WNWN Food Labs, the first to bring cocoa-free chocolate to market, today announced it won ‘Best Demo’ in the Häagen-Dazs Start-Up Innovation Challenge, a competition by EIT Food, the world’s largest food innovation community, to address key challenges in environmental sustainability and health.
WNWN presented its developments to Häagen-Dazs (a brand of General Mills) in the category of ice cream with the lowest carbon footprint in the final phase of the competition on 13 June at the Arras Technical Center in Arras, France, the hub of innovation for the Häagen-Dazs brand.
WNWN offered nine preparations using its cocoa-free chocolate including three versions of choc hazelnut ice cream: a treat encased in WNWN’s smooth vegan milk choc/hazelnut shell with WNWN’s choc chips inside; in a tub; and smaller, bite-sized pieces.
“The numbers don’t lie: chocolate itself generates more emissions per kilogram than dairy, so switching just that one ingredient dramatically reduces ice cream’s overall carbon footprint without requiring any other production changes,” said WNWN CEO Ahrum Pak. “Our cocoa-free chocolate is a simple one-to-one replacement for the chocolate formats General Mills currently uses.”
WNWN and nine other companies were selected as finalists from more than 160 start-ups from across Europe and partner countries.
WNWN employs a proprietary fermentation process to transform widely available plant-based ingredients like cereals and legumes to create cocoa-free choc that tastes, melts, snaps and bakes just like conventional chocolate.
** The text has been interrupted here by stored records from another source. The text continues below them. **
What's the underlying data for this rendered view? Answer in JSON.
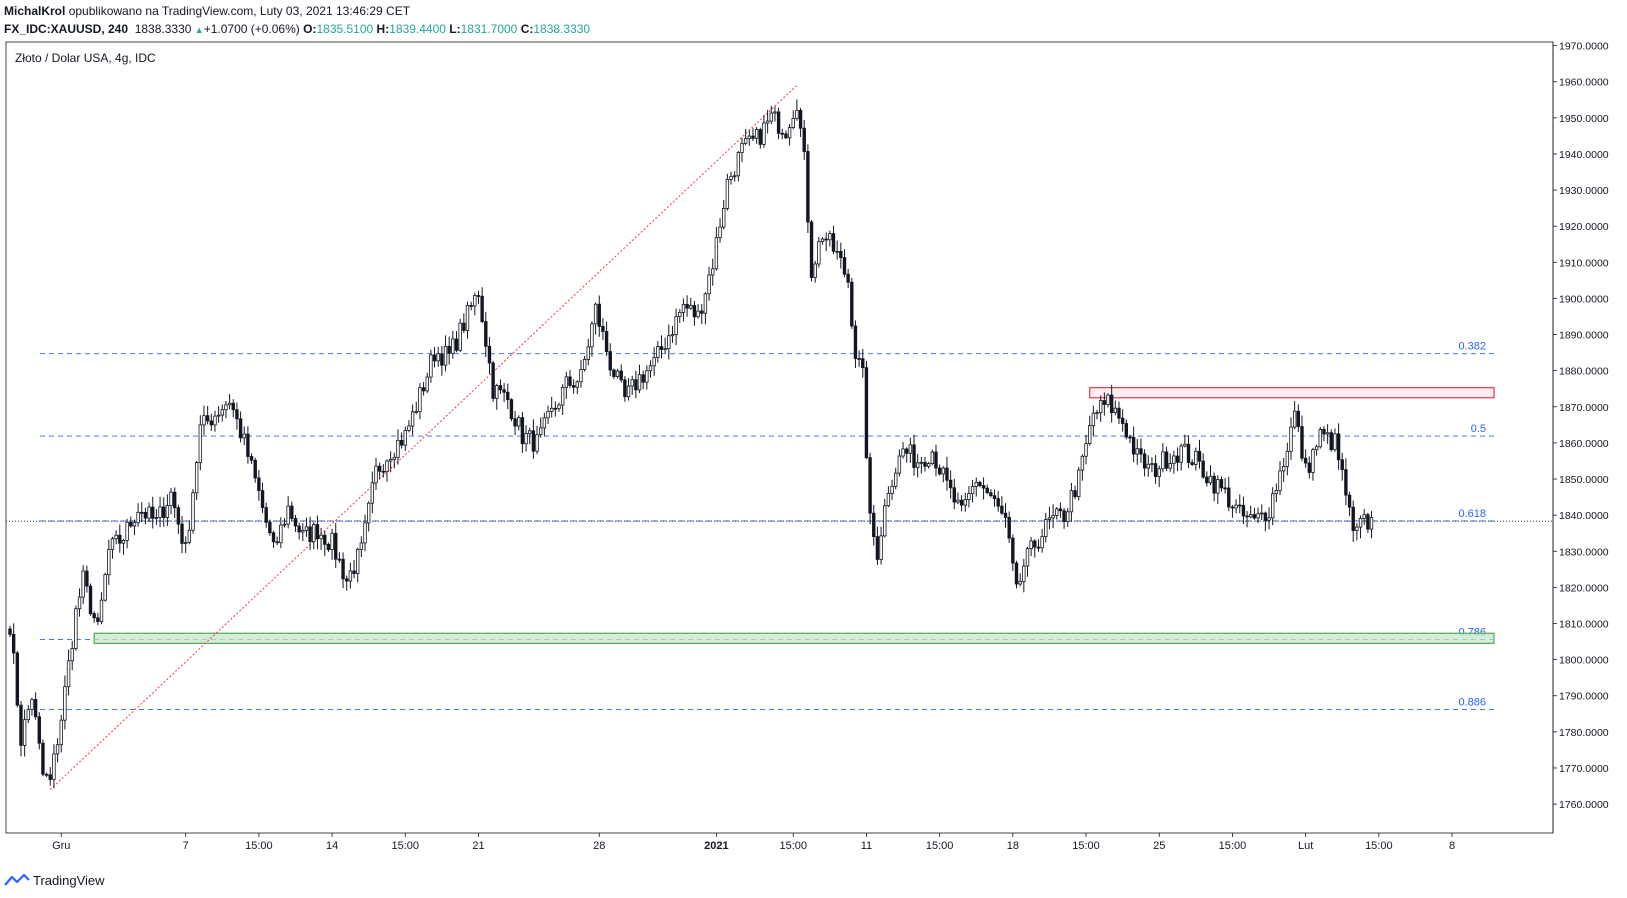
{
  "header": {
    "author": "MichalKrol",
    "published": "opublikowano na TradingView.com, Luty 03, 2021 13:46:29 CET",
    "symbol": "FX_IDC:XAUUSD, 240",
    "last": "1838.3330",
    "change": "+1.0700 (+0.06%)",
    "o_label": "O:",
    "o_value": "1835.5100",
    "h_label": "H:",
    "h_value": "1839.4400",
    "l_label": "L:",
    "l_value": "1831.7000",
    "c_label": "C:",
    "c_value": "1838.3330"
  },
  "footer": {
    "brand": "TradingView"
  },
  "colors": {
    "candle": "#131722",
    "fib_line": "#2962ff",
    "fib_text": "#2962ff",
    "trend": "#f23645",
    "support_fill": "#c8e6c9",
    "support_border": "#4caf50",
    "resistance_fill": "#fde7e9",
    "resistance_border": "#f23645",
    "axis_text": "#131722"
  },
  "chart_data": {
    "type": "candlestick",
    "title": "Złoto / Dolar USA, 4g, IDC",
    "ylim": [
      1752,
      1971
    ],
    "y_ticks": [
      "1760.0000",
      "1770.0000",
      "1780.0000",
      "1790.0000",
      "1800.0000",
      "1810.0000",
      "1820.0000",
      "1830.0000",
      "1840.0000",
      "1850.0000",
      "1860.0000",
      "1870.0000",
      "1880.0000",
      "1890.0000",
      "1900.0000",
      "1910.0000",
      "1920.0000",
      "1930.0000",
      "1940.0000",
      "1950.0000",
      "1960.0000",
      "1970.0000"
    ],
    "x_ticks": [
      {
        "label": "Gru",
        "i": 14
      },
      {
        "label": "7",
        "i": 48
      },
      {
        "label": "15:00",
        "i": 68
      },
      {
        "label": "14",
        "i": 88
      },
      {
        "label": "15:00",
        "i": 108
      },
      {
        "label": "21",
        "i": 128
      },
      {
        "label": "28",
        "i": 161
      },
      {
        "label": "2021",
        "i": 193,
        "bold": true
      },
      {
        "label": "15:00",
        "i": 214
      },
      {
        "label": "11",
        "i": 234
      },
      {
        "label": "15:00",
        "i": 254
      },
      {
        "label": "18",
        "i": 274
      },
      {
        "label": "15:00",
        "i": 294
      },
      {
        "label": "25",
        "i": 314
      },
      {
        "label": "15:00",
        "i": 334
      },
      {
        "label": "Lut",
        "i": 354
      },
      {
        "label": "15:00",
        "i": 374
      },
      {
        "label": "8",
        "i": 394
      }
    ],
    "fib_levels": [
      {
        "label": "0.382",
        "y": 1884.7
      },
      {
        "label": "0.5",
        "y": 1861.9
      },
      {
        "label": "0.618",
        "y": 1838.4
      },
      {
        "label": "0.786",
        "y": 1805.6
      },
      {
        "label": "0.886",
        "y": 1786.2
      }
    ],
    "current_price": 1838.333,
    "trendline": {
      "from": {
        "i": 11,
        "y": 1764
      },
      "to": {
        "i": 215,
        "y": 1959
      }
    },
    "zones": [
      {
        "name": "support",
        "i_start": 23,
        "y_low": 1804.5,
        "y_high": 1807.3
      },
      {
        "name": "resistance",
        "i_start": 295,
        "y_low": 1872.5,
        "y_high": 1875.3
      }
    ],
    "anchors": [
      {
        "i": 0,
        "p": 1810
      },
      {
        "i": 3,
        "p": 1778
      },
      {
        "i": 6,
        "p": 1790
      },
      {
        "i": 9,
        "p": 1768
      },
      {
        "i": 11,
        "p": 1766
      },
      {
        "i": 14,
        "p": 1784
      },
      {
        "i": 18,
        "p": 1813
      },
      {
        "i": 20,
        "p": 1822
      },
      {
        "i": 24,
        "p": 1808
      },
      {
        "i": 27,
        "p": 1830
      },
      {
        "i": 31,
        "p": 1834
      },
      {
        "i": 35,
        "p": 1842
      },
      {
        "i": 40,
        "p": 1838
      },
      {
        "i": 44,
        "p": 1846
      },
      {
        "i": 48,
        "p": 1830
      },
      {
        "i": 52,
        "p": 1864
      },
      {
        "i": 56,
        "p": 1868
      },
      {
        "i": 60,
        "p": 1872
      },
      {
        "i": 64,
        "p": 1860
      },
      {
        "i": 68,
        "p": 1846
      },
      {
        "i": 72,
        "p": 1830
      },
      {
        "i": 76,
        "p": 1842
      },
      {
        "i": 80,
        "p": 1834
      },
      {
        "i": 84,
        "p": 1836
      },
      {
        "i": 88,
        "p": 1832
      },
      {
        "i": 92,
        "p": 1822
      },
      {
        "i": 96,
        "p": 1830
      },
      {
        "i": 100,
        "p": 1852
      },
      {
        "i": 104,
        "p": 1858
      },
      {
        "i": 108,
        "p": 1862
      },
      {
        "i": 112,
        "p": 1873
      },
      {
        "i": 116,
        "p": 1885
      },
      {
        "i": 120,
        "p": 1884
      },
      {
        "i": 124,
        "p": 1893
      },
      {
        "i": 128,
        "p": 1902
      },
      {
        "i": 132,
        "p": 1875
      },
      {
        "i": 136,
        "p": 1872
      },
      {
        "i": 140,
        "p": 1862
      },
      {
        "i": 144,
        "p": 1860
      },
      {
        "i": 148,
        "p": 1868
      },
      {
        "i": 152,
        "p": 1876
      },
      {
        "i": 156,
        "p": 1878
      },
      {
        "i": 160,
        "p": 1897
      },
      {
        "i": 164,
        "p": 1882
      },
      {
        "i": 168,
        "p": 1872
      },
      {
        "i": 172,
        "p": 1878
      },
      {
        "i": 176,
        "p": 1882
      },
      {
        "i": 180,
        "p": 1890
      },
      {
        "i": 184,
        "p": 1898
      },
      {
        "i": 188,
        "p": 1895
      },
      {
        "i": 192,
        "p": 1910
      },
      {
        "i": 196,
        "p": 1932
      },
      {
        "i": 200,
        "p": 1941
      },
      {
        "i": 204,
        "p": 1944
      },
      {
        "i": 208,
        "p": 1950
      },
      {
        "i": 212,
        "p": 1947
      },
      {
        "i": 215,
        "p": 1955
      },
      {
        "i": 217,
        "p": 1938
      },
      {
        "i": 219,
        "p": 1908
      },
      {
        "i": 222,
        "p": 1918
      },
      {
        "i": 226,
        "p": 1912
      },
      {
        "i": 229,
        "p": 1905
      },
      {
        "i": 231,
        "p": 1885
      },
      {
        "i": 233,
        "p": 1878
      },
      {
        "i": 235,
        "p": 1838
      },
      {
        "i": 237,
        "p": 1830
      },
      {
        "i": 240,
        "p": 1848
      },
      {
        "i": 244,
        "p": 1858
      },
      {
        "i": 248,
        "p": 1855
      },
      {
        "i": 252,
        "p": 1858
      },
      {
        "i": 256,
        "p": 1848
      },
      {
        "i": 260,
        "p": 1840
      },
      {
        "i": 264,
        "p": 1850
      },
      {
        "i": 268,
        "p": 1845
      },
      {
        "i": 272,
        "p": 1838
      },
      {
        "i": 275,
        "p": 1818
      },
      {
        "i": 277,
        "p": 1826
      },
      {
        "i": 280,
        "p": 1832
      },
      {
        "i": 284,
        "p": 1838
      },
      {
        "i": 288,
        "p": 1840
      },
      {
        "i": 292,
        "p": 1850
      },
      {
        "i": 296,
        "p": 1868
      },
      {
        "i": 300,
        "p": 1871
      },
      {
        "i": 304,
        "p": 1866
      },
      {
        "i": 308,
        "p": 1856
      },
      {
        "i": 312,
        "p": 1852
      },
      {
        "i": 316,
        "p": 1856
      },
      {
        "i": 320,
        "p": 1858
      },
      {
        "i": 324,
        "p": 1855
      },
      {
        "i": 328,
        "p": 1850
      },
      {
        "i": 332,
        "p": 1846
      },
      {
        "i": 336,
        "p": 1840
      },
      {
        "i": 340,
        "p": 1838
      },
      {
        "i": 344,
        "p": 1842
      },
      {
        "i": 348,
        "p": 1855
      },
      {
        "i": 351,
        "p": 1868
      },
      {
        "i": 354,
        "p": 1852
      },
      {
        "i": 358,
        "p": 1862
      },
      {
        "i": 362,
        "p": 1860
      },
      {
        "i": 365,
        "p": 1846
      },
      {
        "i": 367,
        "p": 1834
      },
      {
        "i": 370,
        "p": 1838
      },
      {
        "i": 372,
        "p": 1838
      }
    ]
  }
}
It is vegan, caffeine-free, gluten-free, palm oil-free, and lower in sugar than comparable products.
According to an internal lifecycle analysis, WNWN’s dark choc emits 80-90% less greenhouse gases than conventional chocolate, and does not contribute to deforestation, habitat destruction, and unfair labour practices like the conventional chocolate supply chain. Cocoa crops are also highly vulnerable due to climate change, including rising temperatures and reduced rainfall, which has led experts to predict chocolate shortages in the coming years as well as higher prices.